地域や国の大きな目標に向かって、自分達の命を投げ出せるほど、気力も勇気も無いもんなぁ。(我欲だけなら、しつっこく要求し続けるんだけど)

経営者と哲学 [0521]
『経営者と哲学 松谷 義範著 産業能率大学出版部 1989年9月 1刷 \1,800税込み』 (購入\108税込み)
この本は、著者の学んで来た旧い哲学(理論)がどの程度“ご自分の経営”に反映されているかを、披露されているだけのような感じを受け、やや物足りなく思った。
もっと、“生々しい(新しい)経営哲学”かな?と期待していたのだが、残念ながら、(表題の如く)それぞれが分離・遊離していた。
最近、私は欲張りになって来て、“旧い理論”や“今風でない理屈”には、あまり興味が湧かなくなっている。それは、次世代に渡してやるべきことだとしても、上手く伝わりそうにないからだ。
古い哲学で、これまで上手くやって来れたにしても、これからは、どう適用出来るか?果たして上手く適用出来るか?...そちらの方が、気になる。

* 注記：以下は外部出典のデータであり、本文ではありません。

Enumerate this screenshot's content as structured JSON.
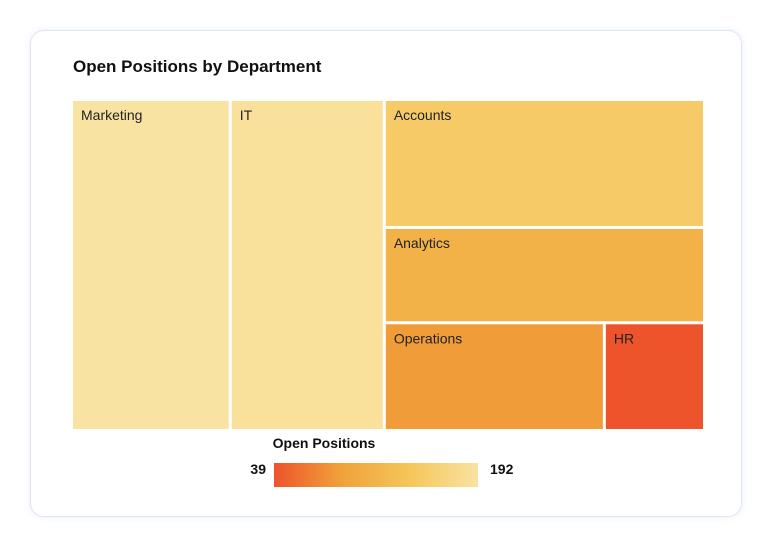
{
  "chart_data": {
    "type": "treemap",
    "title": "Open Positions by Department",
    "color_scale": {
      "title": "Open Positions",
      "min": 39,
      "max": 192,
      "colors": [
        "#ee542b",
        "#f0a23a",
        "#f5c65a",
        "#f9e3a2"
      ]
    },
    "items": [
      {
        "name": "Marketing",
        "value": 192
      },
      {
        "name": "IT",
        "value": 188
      },
      {
        "name": "Accounts",
        "value": 150
      },
      {
        "name": "Analytics",
        "value": 113
      },
      {
        "name": "Operations",
        "value": 87
      },
      {
        "name": "HR",
        "value": 39
      }
    ]
  },
  "legend": {
    "title": "Open Positions",
    "min_label": "39",
    "max_label": "192"
  }
}
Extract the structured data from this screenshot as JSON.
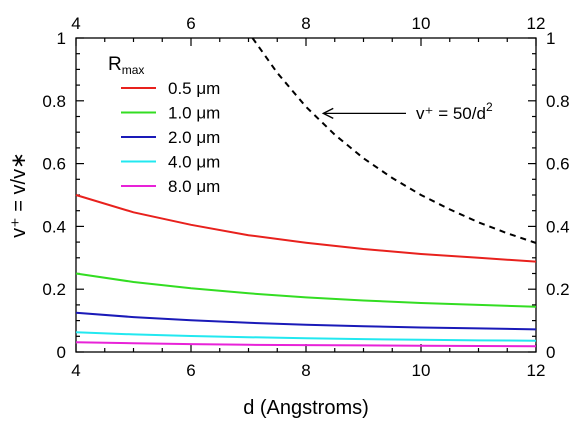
{
  "chart_data": {
    "type": "line",
    "xlabel": "d  (Angstroms)",
    "ylabel": "v⁺ = v/v∗",
    "xlim": [
      4,
      12
    ],
    "ylim": [
      0,
      1
    ],
    "x_ticks": [
      "4",
      "6",
      "8",
      "10",
      "12"
    ],
    "y_ticks": [
      "0",
      "0.2",
      "0.4",
      "0.6",
      "0.8",
      "1"
    ],
    "top_x_ticks": [
      "4",
      "6",
      "8",
      "10",
      "12"
    ],
    "right_y_ticks": [
      "0",
      "0.2",
      "0.4",
      "0.6",
      "0.8",
      "1"
    ],
    "grid": false,
    "legend": {
      "title_main": "R",
      "title_sub": "max",
      "placement": "top-left"
    },
    "x": [
      4,
      5,
      6,
      7,
      8,
      9,
      10,
      11,
      12
    ],
    "series": [
      {
        "name": "0.5 μm",
        "color": "#e8211d",
        "values": [
          0.5,
          0.445,
          0.405,
          0.372,
          0.348,
          0.328,
          0.312,
          0.3,
          0.288
        ]
      },
      {
        "name": "1.0 μm",
        "color": "#33dd22",
        "values": [
          0.25,
          0.223,
          0.203,
          0.187,
          0.174,
          0.164,
          0.156,
          0.15,
          0.144
        ]
      },
      {
        "name": "2.0 μm",
        "color": "#1a1ab8",
        "values": [
          0.125,
          0.111,
          0.101,
          0.093,
          0.087,
          0.082,
          0.078,
          0.075,
          0.072
        ]
      },
      {
        "name": "4.0 μm",
        "color": "#22e8f0",
        "values": [
          0.063,
          0.056,
          0.051,
          0.047,
          0.044,
          0.041,
          0.039,
          0.037,
          0.036
        ]
      },
      {
        "name": "8.0 μm",
        "color": "#e822d8",
        "values": [
          0.031,
          0.028,
          0.025,
          0.023,
          0.022,
          0.021,
          0.02,
          0.019,
          0.018
        ]
      }
    ],
    "reference_curve": {
      "style": "dashed",
      "color": "#000000",
      "x": [
        7.07,
        7.5,
        8,
        8.5,
        9,
        9.5,
        10,
        10.5,
        11,
        11.5,
        12
      ],
      "values": [
        1.0,
        0.889,
        0.781,
        0.692,
        0.617,
        0.554,
        0.5,
        0.454,
        0.413,
        0.378,
        0.347
      ]
    },
    "annotation": {
      "text_main": "v⁺ = 50/d",
      "text_sup": "2",
      "arrow_to": [
        8.3,
        0.76
      ]
    }
  }
}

例えば、また「道徳教育」の話が出て来たようだが、旧い連中は旧い道徳話などでは、(飛び跳ねる“フナッシー”に人気が集まるような)今の世の中では、もう通用しないとは思わないのかな?
“親に孝行しなさい!”ったって、子供を平気で痛め付ける親が増えている世の中だから、もう、殆ど説得力が無い話だ。
私は、もっとリアルに、社会の中での物事や行為を(緩やかな)Give and take方式」(仮称)で考えるのはどうかと考えている。

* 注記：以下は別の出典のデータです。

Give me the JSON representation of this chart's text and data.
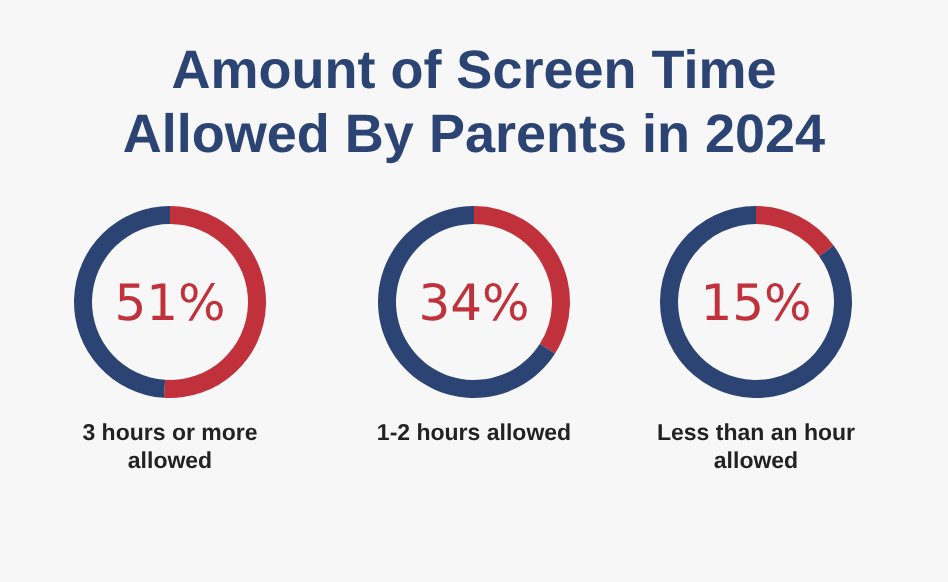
{
  "chart_data": [
    {
      "type": "donut",
      "title": "Amount of Screen Time Allowed By Parents in 2024",
      "xlabel": "3 hours or more allowed",
      "categories": [
        null,
        null
      ],
      "values": [
        51,
        49
      ],
      "colors": [
        "#c1313b",
        "#2c4473"
      ],
      "annotations": [
        "51%"
      ]
    },
    {
      "type": "donut",
      "xlabel": "1-2 hours allowed",
      "categories": [
        null,
        null
      ],
      "values": [
        34,
        66
      ],
      "colors": [
        "#c1313b",
        "#2c4473"
      ],
      "annotations": [
        "34%"
      ]
    },
    {
      "type": "donut",
      "xlabel": "Less than an hour allowed",
      "categories": [
        null,
        null
      ],
      "values": [
        15,
        85
      ],
      "colors": [
        "#c1313b",
        "#2c4473"
      ],
      "annotations": [
        "15%"
      ]
    }
  ]
}
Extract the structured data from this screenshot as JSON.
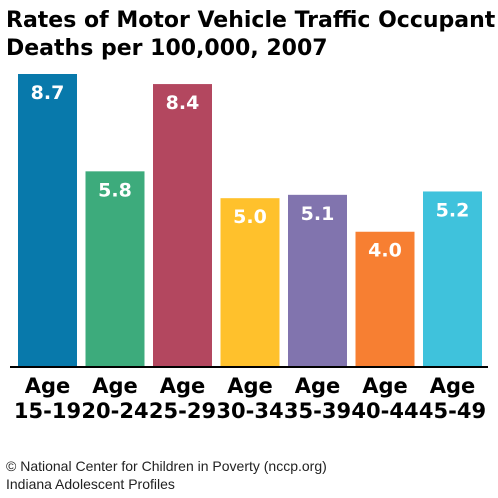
{
  "chart_data": {
    "type": "bar",
    "title": [
      "Rates of Motor Vehicle Traffic Occupant",
      "Deaths per 100,000, 2007"
    ],
    "categories": [
      [
        "Age",
        "15-19"
      ],
      [
        "Age",
        "20-24"
      ],
      [
        "Age",
        "25-29"
      ],
      [
        "Age",
        "30-34"
      ],
      [
        "Age",
        "35-39"
      ],
      [
        "Age",
        "40-44"
      ],
      [
        "Age",
        "45-49"
      ]
    ],
    "values": [
      8.7,
      5.8,
      8.4,
      5.0,
      5.1,
      4.0,
      5.2
    ],
    "value_labels": [
      "8.7",
      "5.8",
      "8.4",
      "5.0",
      "5.1",
      "4.0",
      "5.2"
    ],
    "colors": [
      "#0879ab",
      "#3dab7c",
      "#b3475f",
      "#ffc12c",
      "#8174ae",
      "#f77f32",
      "#3fc2dc"
    ],
    "ylim": [
      0,
      8.7
    ],
    "grid": false,
    "legend": "none"
  },
  "footer": {
    "line1": "© National Center for Children in Poverty (nccp.org)",
    "line2": "Indiana Adolescent Profiles"
  }
}
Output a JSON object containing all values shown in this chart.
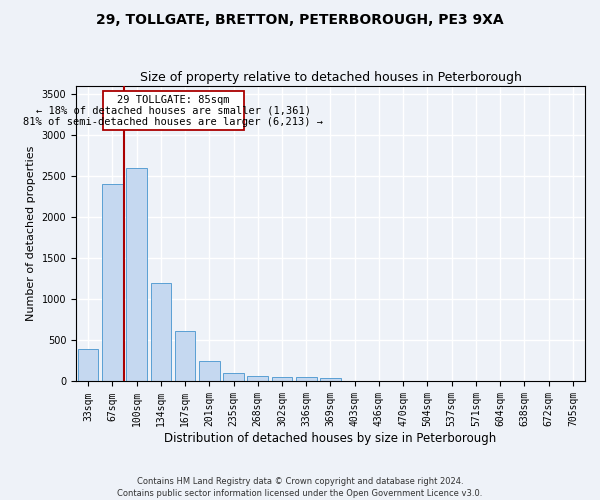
{
  "title": "29, TOLLGATE, BRETTON, PETERBOROUGH, PE3 9XA",
  "subtitle": "Size of property relative to detached houses in Peterborough",
  "xlabel": "Distribution of detached houses by size in Peterborough",
  "ylabel": "Number of detached properties",
  "footnote": "Contains HM Land Registry data © Crown copyright and database right 2024.\nContains public sector information licensed under the Open Government Licence v3.0.",
  "categories": [
    "33sqm",
    "67sqm",
    "100sqm",
    "134sqm",
    "167sqm",
    "201sqm",
    "235sqm",
    "268sqm",
    "302sqm",
    "336sqm",
    "369sqm",
    "403sqm",
    "436sqm",
    "470sqm",
    "504sqm",
    "537sqm",
    "571sqm",
    "604sqm",
    "638sqm",
    "672sqm",
    "705sqm"
  ],
  "values": [
    400,
    2400,
    2600,
    1200,
    620,
    250,
    100,
    65,
    55,
    50,
    45,
    0,
    0,
    0,
    0,
    0,
    0,
    0,
    0,
    0,
    0
  ],
  "bar_color": "#c5d8f0",
  "bar_edge_color": "#5a9fd4",
  "vline_x": 1.5,
  "vline_color": "#aa0000",
  "annotation_line1": "29 TOLLGATE: 85sqm",
  "annotation_line2": "← 18% of detached houses are smaller (1,361)",
  "annotation_line3": "81% of semi-detached houses are larger (6,213) →",
  "ylim": [
    0,
    3600
  ],
  "yticks": [
    0,
    500,
    1000,
    1500,
    2000,
    2500,
    3000,
    3500
  ],
  "bg_color": "#eef2f8",
  "plot_bg_color": "#eef2f8",
  "grid_color": "#ffffff",
  "title_fontsize": 10,
  "subtitle_fontsize": 9,
  "xlabel_fontsize": 8.5,
  "ylabel_fontsize": 8,
  "tick_fontsize": 7,
  "annotation_fontsize": 7.5
}
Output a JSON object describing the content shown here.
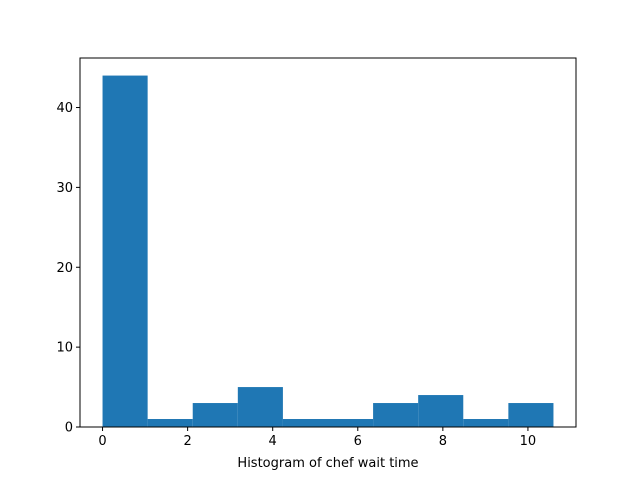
{
  "chart_data": {
    "type": "bar",
    "subtype": "histogram",
    "title": "",
    "xlabel": "Histogram of chef wait time",
    "ylabel": "",
    "bins": [
      {
        "x0": 0.0,
        "x1": 1.06,
        "count": 44
      },
      {
        "x0": 1.06,
        "x1": 2.12,
        "count": 1
      },
      {
        "x0": 2.12,
        "x1": 3.18,
        "count": 3
      },
      {
        "x0": 3.18,
        "x1": 4.24,
        "count": 5
      },
      {
        "x0": 4.24,
        "x1": 5.3,
        "count": 1
      },
      {
        "x0": 5.3,
        "x1": 6.36,
        "count": 1
      },
      {
        "x0": 6.36,
        "x1": 7.42,
        "count": 3
      },
      {
        "x0": 7.42,
        "x1": 8.48,
        "count": 4
      },
      {
        "x0": 8.48,
        "x1": 9.54,
        "count": 1
      },
      {
        "x0": 9.54,
        "x1": 10.6,
        "count": 3
      }
    ],
    "xlim": [
      -0.53,
      11.13
    ],
    "ylim": [
      0,
      46.2
    ],
    "x_ticks": [
      0,
      2,
      4,
      6,
      8,
      10
    ],
    "y_ticks": [
      0,
      10,
      20,
      30,
      40
    ],
    "x_tick_labels": [
      "0",
      "2",
      "4",
      "6",
      "8",
      "10"
    ],
    "y_tick_labels": [
      "0",
      "10",
      "20",
      "30",
      "40"
    ],
    "bar_color": "#1f77b4",
    "grid": false,
    "legend": "none"
  }
}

例えば、「親や社会が、子供の成人まで生活の面倒を見る分、子供もそれに見合う分だけ、何かの形で親や社会に返すべきだ」と教えるのだ。子供の場合は“先借り”(これは権利)が必要で、”後払い”(これが義務)しなければいけないということも!
また、老衰の場合、この方式で“社会に何の寄与も出来なくなった時点”で、“社会からの離脱≒安楽死”を認めればよいのだし。

帝国陸軍 [0518]
『一下級将校の見た帝国陸軍 山本 七平著 朝日新聞社 昭和56年1月 12刷 \1,200』 (購入\108税込み)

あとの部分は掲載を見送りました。